DHS staff estimated 10-15 consumers were among the 115 attendees at the full day forum. In one of the eight presentations at the forum, “Stakeholders Insights”, consumers and advocates were asked to describe their involvement in the project.
Seven members comprised the “Stakeholders Insights” panel, in which members discussed their experiences planning for the DPPD and their thoughts about managed care for people with disabilities. Among the panelists were consumers and advocates representing the DPPD county implementation sites of Olmstead, Freeborne, Sibley, and Blue Earth counties, and the DHS Stakeholders group.
Highlighted below are issues voiced by consumers and advocates that the Hennepin County CareS planning team found particularly useful:
1. The Benefits of a strong shared vision and a common goal, held by all involved in the planning process, from consumers at the county level to county and state staff.
2. Guidelines, requirements and timelines from the State (DHS) needed to be consistent. Consumers worked closely with their county staff to develop plans appropriate to the needs of consumers in their county and in compliance with State requirements.
3. Programs must allow flexibility to foster independence for themselves, and as parents of children with disabilities.
Debbi Harris, parent, stressed the importance of fostering independence, speaking of the value of having public support for programs where “families can mentor each other and share their experiences, providing a guide for each other when navigating through the healthcare and community service systems.”
4. State stakeholder meetings should be held at times sensitive to consumer schedules. To attend mid-day meetings, consumers report they or their spouse often take time off without pay or use vacation time.
Kris Flaten, consumer, asked for a show of hands to answer two questions: “How many people are here today [at Partners Forum] on salary?” and “How many people will earn more than $35 today?.” She stated, “$35 is what consumers receive for attending a [stakeholders] meeting.”

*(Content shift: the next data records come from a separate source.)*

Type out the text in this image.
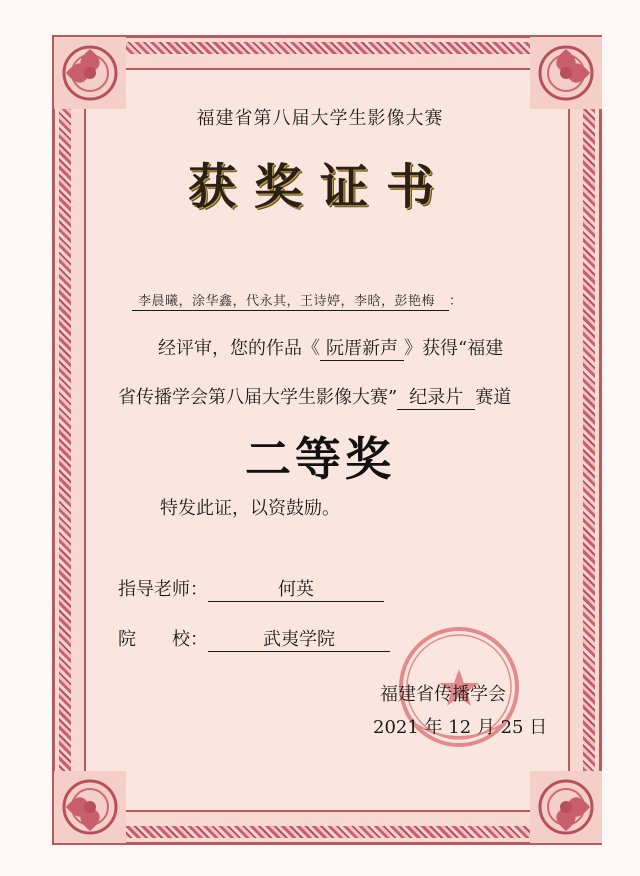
福建省第八届大学生影像大赛
获奖证书
李晨曦，涂华鑫，代永其，王诗婷，李晗，彭艳梅 ：
经评审，您的作品《 阮厝新声 》获得“福建
省传播学会第八届大学生影像大赛” 纪录片 赛道
二等奖
特发此证，以资鼓励。
指导老师：	何英
院　　校：	武夷学院
福建省传播学会
2021 年 12 月 25 日
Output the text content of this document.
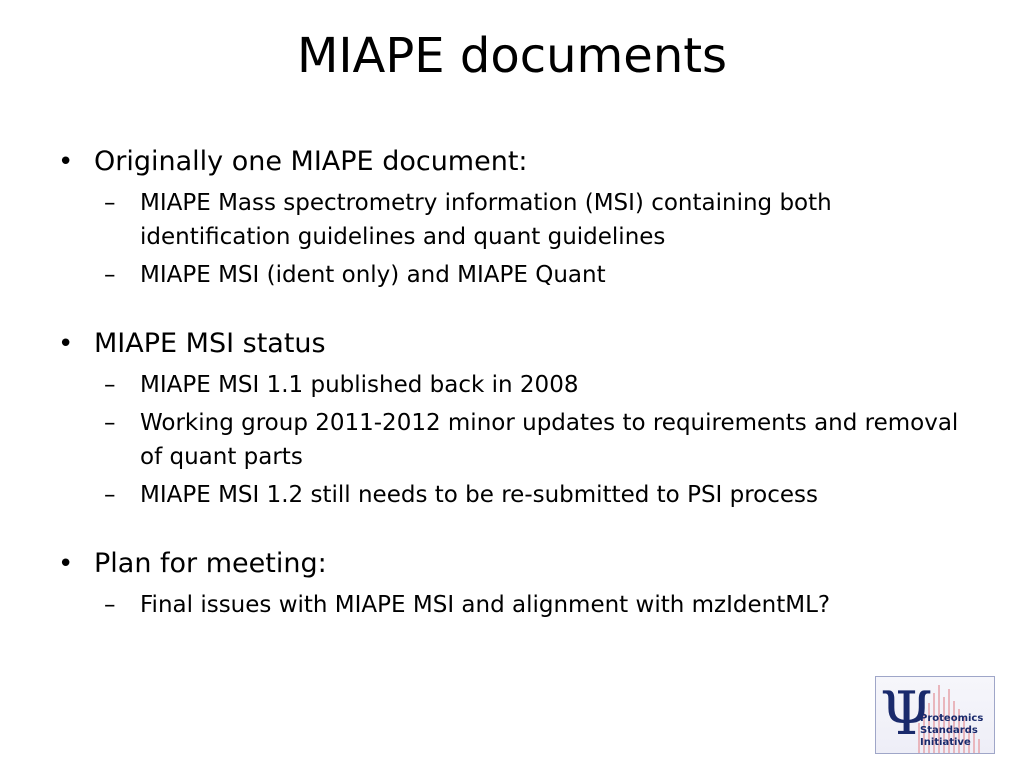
MIAPE documents
• Originally one MIAPE document:
– MIAPE Mass spectrometry information (MSI) containing both identification guidelines and quant guidelines
– MIAPE MSI (ident only) and MIAPE Quant
• MIAPE MSI status
– MIAPE MSI 1.1 published back in 2008
– Working group 2011-2012 minor updates to requirements and removal of quant parts
– MIAPE MSI 1.2 still needs to be re-submitted to PSI process
• Plan for meeting:
– Final issues with MIAPE MSI and alignment with mzIdentML?
Ψ
Proteomics
Standards
Initiative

5. To truly contribute at the state level to guide model development, consumers need to be able to integrate information they are given and to determine how this information may best be incorporated in the project plan.
6. Early involvement in the government process is crucial to developing a model that truly serves consumers.
Charlie Smith, Access Press, said “we need to be involved in the legislative process before it is finalized”. In addition, “we also need to be involved in the planning process at the county level.”